RACHEL MARTIN, HOST:

Today is the final day of a weeklong Russian festival that celebrates folk traditions, heroic eating and the distant promise of spring. It's called Maslenitsa, or pancake week, and it's the last culinary blowout before the austerity of Lent. The festival is also just a good reason to get out of the house for many Russians who are plain sick of winter. NPR's Corey Flintoff has this postcard.

COREY FLINTOFF, BYLINE: It's a silver-gray afternoon in Moscow, which is just digging out from another two-day snowstorm. Like all city snow, it was lovely for a few hours but now it's mostly brown slush on the sidewalks and a muddy soup splashed up by the tires of passing cars. There's a constant grip of icy water from the buildings.

(SOUNDBITE OF WIND HOWLING)

FLINTOFF: That's one important reason why Maslenitsa is a sanity saver. It comes along just when you think you can't take it anymore.

(SOUNDBITE OF SONG)

UNIDENTIFIED WOMAN: (Singing in foreign language)

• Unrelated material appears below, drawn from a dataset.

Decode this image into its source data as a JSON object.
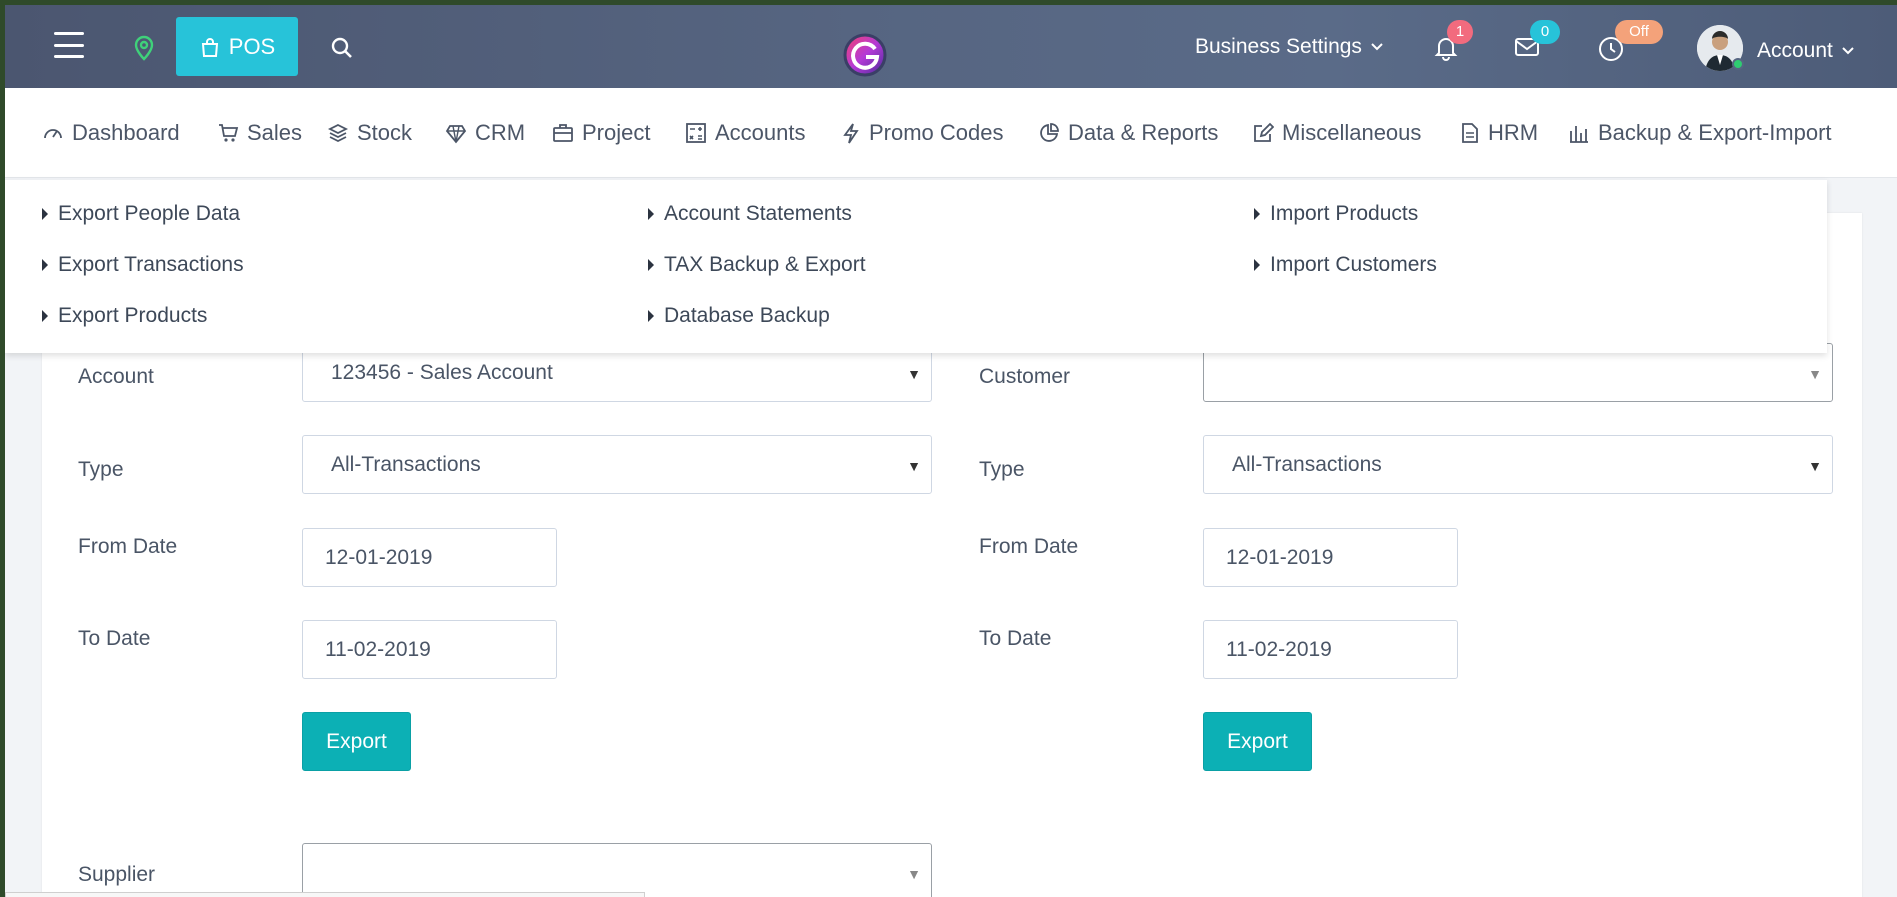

FLINTOFF: You can hear the celebrations long before you reach them because music and folk traditions are big part of the festival.

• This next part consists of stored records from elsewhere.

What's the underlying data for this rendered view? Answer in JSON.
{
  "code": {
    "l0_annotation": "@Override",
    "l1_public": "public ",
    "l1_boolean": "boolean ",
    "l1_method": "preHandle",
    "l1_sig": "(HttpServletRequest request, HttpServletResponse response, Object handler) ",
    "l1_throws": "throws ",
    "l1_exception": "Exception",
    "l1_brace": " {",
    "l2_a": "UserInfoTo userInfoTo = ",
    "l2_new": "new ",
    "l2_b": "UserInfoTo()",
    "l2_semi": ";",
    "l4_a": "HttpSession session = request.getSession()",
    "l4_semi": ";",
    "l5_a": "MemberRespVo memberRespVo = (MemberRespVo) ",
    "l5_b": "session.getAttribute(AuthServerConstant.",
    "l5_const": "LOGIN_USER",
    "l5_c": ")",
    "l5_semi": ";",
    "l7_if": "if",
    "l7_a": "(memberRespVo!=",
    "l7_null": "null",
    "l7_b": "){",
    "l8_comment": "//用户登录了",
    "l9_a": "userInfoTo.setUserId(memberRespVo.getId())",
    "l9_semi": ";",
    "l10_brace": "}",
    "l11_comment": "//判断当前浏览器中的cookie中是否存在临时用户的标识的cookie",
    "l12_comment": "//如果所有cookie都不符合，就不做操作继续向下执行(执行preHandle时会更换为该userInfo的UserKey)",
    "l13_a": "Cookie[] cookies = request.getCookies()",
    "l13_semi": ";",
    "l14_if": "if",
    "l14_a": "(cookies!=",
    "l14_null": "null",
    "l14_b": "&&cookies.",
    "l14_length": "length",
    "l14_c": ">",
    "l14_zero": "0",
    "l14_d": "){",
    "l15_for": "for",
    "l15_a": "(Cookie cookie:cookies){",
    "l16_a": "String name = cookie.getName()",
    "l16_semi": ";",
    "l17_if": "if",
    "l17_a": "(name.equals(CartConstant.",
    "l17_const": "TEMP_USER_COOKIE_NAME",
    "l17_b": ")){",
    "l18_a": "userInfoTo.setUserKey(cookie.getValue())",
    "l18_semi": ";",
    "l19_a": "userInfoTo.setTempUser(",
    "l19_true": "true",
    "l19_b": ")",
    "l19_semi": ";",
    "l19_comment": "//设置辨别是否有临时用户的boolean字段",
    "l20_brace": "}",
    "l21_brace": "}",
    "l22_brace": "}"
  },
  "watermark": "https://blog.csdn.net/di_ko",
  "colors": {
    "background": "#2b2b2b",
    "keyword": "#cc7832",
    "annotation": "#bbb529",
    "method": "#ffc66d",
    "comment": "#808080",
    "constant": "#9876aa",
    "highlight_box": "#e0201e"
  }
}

UNIDENTIFIED WOMAN: (Foreign language spoken)

PAVEL: That's our Russian tradition actually to say goodbye to today, well, let's say to the long winter, and welcome the upcoming spring. So, and you may see normally the little festivities around and even the wedding.

FLINTOFF: This is Pavel, a young father who's come to the Hermitage Garden in Moscow with his wife Olga and his youngest daughter.

JARNA: May name is Jarna(ph).

FLINTOFF: OK. The Maslenitsa celebration at the garden is mostly for kids with booths for crafts, such as weaving edible necklaces of ribbons and pretzel rings, or painting folk designs on wooden spoons. There's a wedding party too, and a bride in white who's holding her train up above her white boots to stay clear of the slush.

PAVEL: It's the time when people celebrate and when people feast, eating a lot of pancakes. That's the most famous thing about Maslenitsa I would say.

FLINTOFF: Pancakes are the center of attention on one side the garden, where cooks are turning out stacks of blini, the crepe-like pancakes that are slathered with sour cream and caviar, stuffed with chocolate, jam or cheese. How's business?

IRINA: (Foreign language spoken)

FLINTOFF: Irina, a veteran blini griddler, says unblushingly that business gets better and better because her pancakes are the best. People take their blinis seriously here, and Maslenitsa features contests of the best in many categories. And stunts, such as an attempt to break the record for the highest stack of pancakes. Some say the round blini are symbols for the sun, and indeed, the sun does come out briefly in the afternoon as if to promise that it will come back after all. Corey Flintoff, NPR News, Moscow.